Thursday, September 24, 2009

Meek New World


In a second, I'm going to be the five-billionth person to talk about technology and how it's changed our lives. So, you know, brace yourselves for innovation.
As has slowly become more and more apparent, my natural inclination is to introversion. This is only fractionally surprising because I had about a 6-7 year run starting in college during which time I was pretty legitimately extroverted. Basically all my life before and after this sustained bout of openness has been what I now clearly deem to be my true state of being.
It's not that I don't like people or that I don't enjoy being around them, it's just that usually I don't need other people, and in fact I not-infrequently prefer to be totally alone. Additionally, in most instances when a decision could be made to do something either more or less socially, I will almost always choose the "less."
Anyhow, this fancy thing called the text message just happens to allow me to much more easily be myself.
People surely remember what it was like to communicate without text messages. You actually had to speak to someone else, like verbally. And you had to listen at the same time. It was weird. And awkwardly intimate. If someone was your friend, you had to call him on the phone to make plans to see him, plus you'd inevitably have to exchange pleasantries while doing so. There would be no sports or asinine commercials on the TV to use as a social crutch. And assuming you were trying to get together more than just one other person (again, the group setting to be used as a social crutch), you'd have to repeat this verbal conversation several times, likely even more than once for a couple of individuals. The horror, indeed.
My own personal timeline with this is a little bit undescriptive because wholesale texting started not too long after I left college and clearly my social dynamic was changing a lot at that time anyway, but I can pretty easily say that I communicate directly with far more people now than I did pre-text.
As long as you don't engage in many one-on-one dinners or conversations with people, it's much easier to maintain seemingly meaningful friendships in the texting world. I'm probably a little outside the meaty part of the bell curve on this, but think about your own list of regular communicators. I dare you to tell me that you would talk all of those people as regularly if you actually had to talk to them every time. No chance.

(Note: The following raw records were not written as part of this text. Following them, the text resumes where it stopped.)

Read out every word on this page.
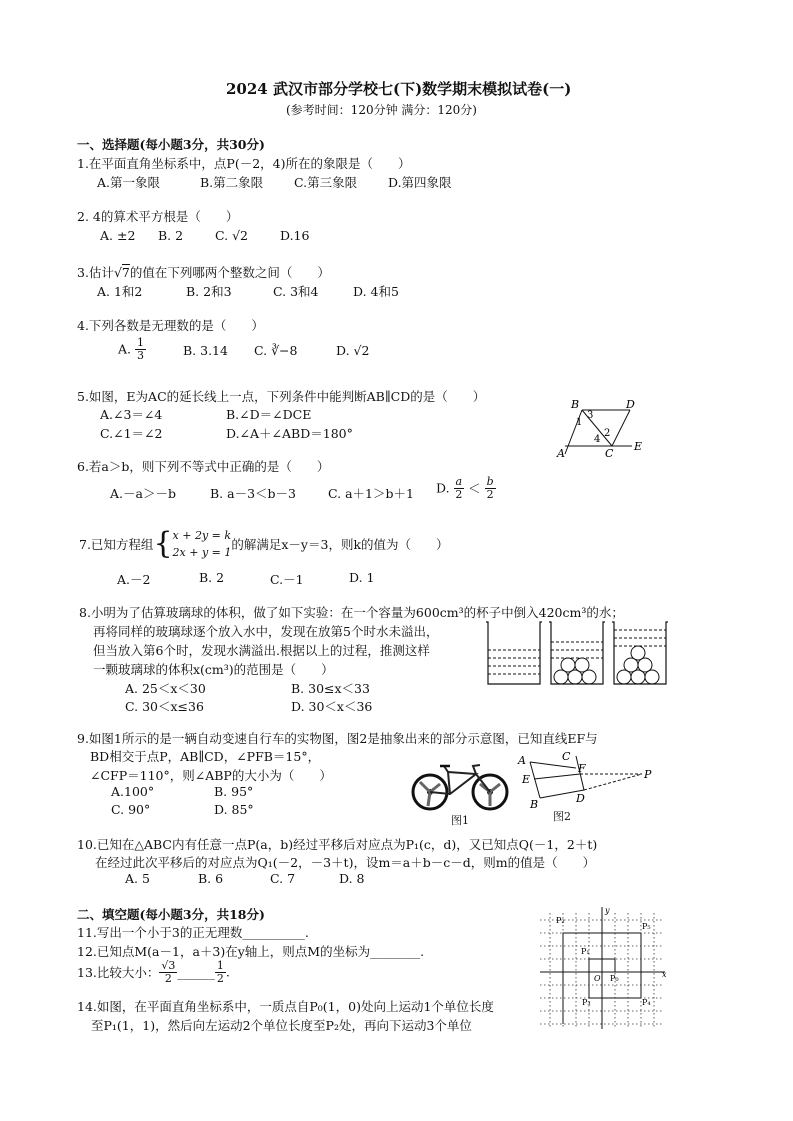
2024 武汉市部分学校七(下)数学期末模拟试卷(一)
(参考时间：120分钟 满分：120分)
一、选择题(每小题3分，共30分)
1.在平面直角坐标系中，点P(－2，4)所在的象限是（　　）
A.第一象限	B.第二象限 C.第三象限 D.第四象限
2. 4的算术平方根是（　　）
A. ±2 B. 2	C. √2	D.16
3.估计√7的值在下列哪两个整数之间（　　）
A. 1和2	B. 2和3	C. 3和4	D. 4和5
4.下列各数是无理数的是（　　）
A. $\frac{1}{3}$	B. 3.14 C. ∛−8	D. √2
5.如图，E为AC的延长线上一点，下列条件中能判断AB∥CD的是（　　）
A.∠3＝∠4	B.∠D＝∠DCE
C.∠1＝∠2	D.∠A＋∠ABD＝180°
B	D
A	C
E
1
2
3
4
6.若a＞b，则下列不等式中正确的是（　　）
A.－a＞－b	B. a－3＜b－3	C. a＋1＞b＋1 D. $\frac{a}{2} < \frac{b}{2}$
7.已知方程组{ x + 2y = k
2x + y = 1
的解满足x－y＝3，则k的值为（　　）
A.－2	B. 2	C.－1	D. 1
8.小明为了估算玻璃球的体积，做了如下实验：在一个容量为600cm³的杯子中倒入420cm³的水；
再将同样的玻璃球逐个放入水中，发现在放第5个时水未溢出，
但当放入第6个时，发现水满溢出.根据以上的过程，推测这样
一颗玻璃球的体积x(cm³)的范围是（　　）
A. 25＜x＜30	B. 30≤x＜33
C. 30＜x≤36	D. 30＜x＜36
9.如图1所示的是一辆自动变速自行车的实物图，图2是抽象出来的部分示意图，已知直线EF与
BD相交于点P，AB∥CD，∠PFB＝15°，
∠CFP＝110°，则∠ABP的大小为（　　）
A.100°	B. 95°
C. 90°	D. 85°
图1
A	C
E
F	P
B	D
图2
10.已知在△ABC内有任意一点P(a，b)经过平移后对应点为P₁(c，d)，又已知点Q(－1，2＋t)
在经过此次平移后的对应点为Q₁(－2，－3＋t)，设m＝a＋b－c－d，则m的值是（　　）
A. 5	B. 6	C. 7	D. 8
二、填空题(每小题3分，共18分)
11.写出一个小于3的正无理数__________.
12.已知点M(a－1，a＋3)在y轴上，则点M的坐标为________.
13.比较大小： $\frac{√3}{2}$ ______ $\frac{1}{2}$ .
14.如图，在平面直角坐标系中，一质点自P₀(1，0)处向上运动1个单位长度
至P₁(1，1)，然后向左运动2个单位长度至P₂处，再向下运动3个单位
P₂
y
P₅
P₁
O P₀	x
P₃	P₄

When you are in college, you have lots of "friends" who are such largely because of ease and proximity. They aren't actually your friends, because as soon as you or they move away you stop talking to them. Sure, it's easy to reconnect every once in a while and you would probably still get along fine, but they aren't on your speed dial. There are certain people who are your friends in college who truly are your friends and you in fact do keep in at least semi-regular contact with them afterwards, but there are more who you don't.
The text message allows a lot of those people who are fringe friends to stay in your inner circle. They aren't simply proximate friends like in college but their existence is your life is just as lazy for you. Because you don't have to really invest or engage or share those awkwardly intimate moments of direct one-on-one verbal communication, your dissimilarity or true standing with each other never has to be confronted. The text message lets us all be cowards. Which is fine with me, as long as I don't have to tell you that to your face, with actual spoken words.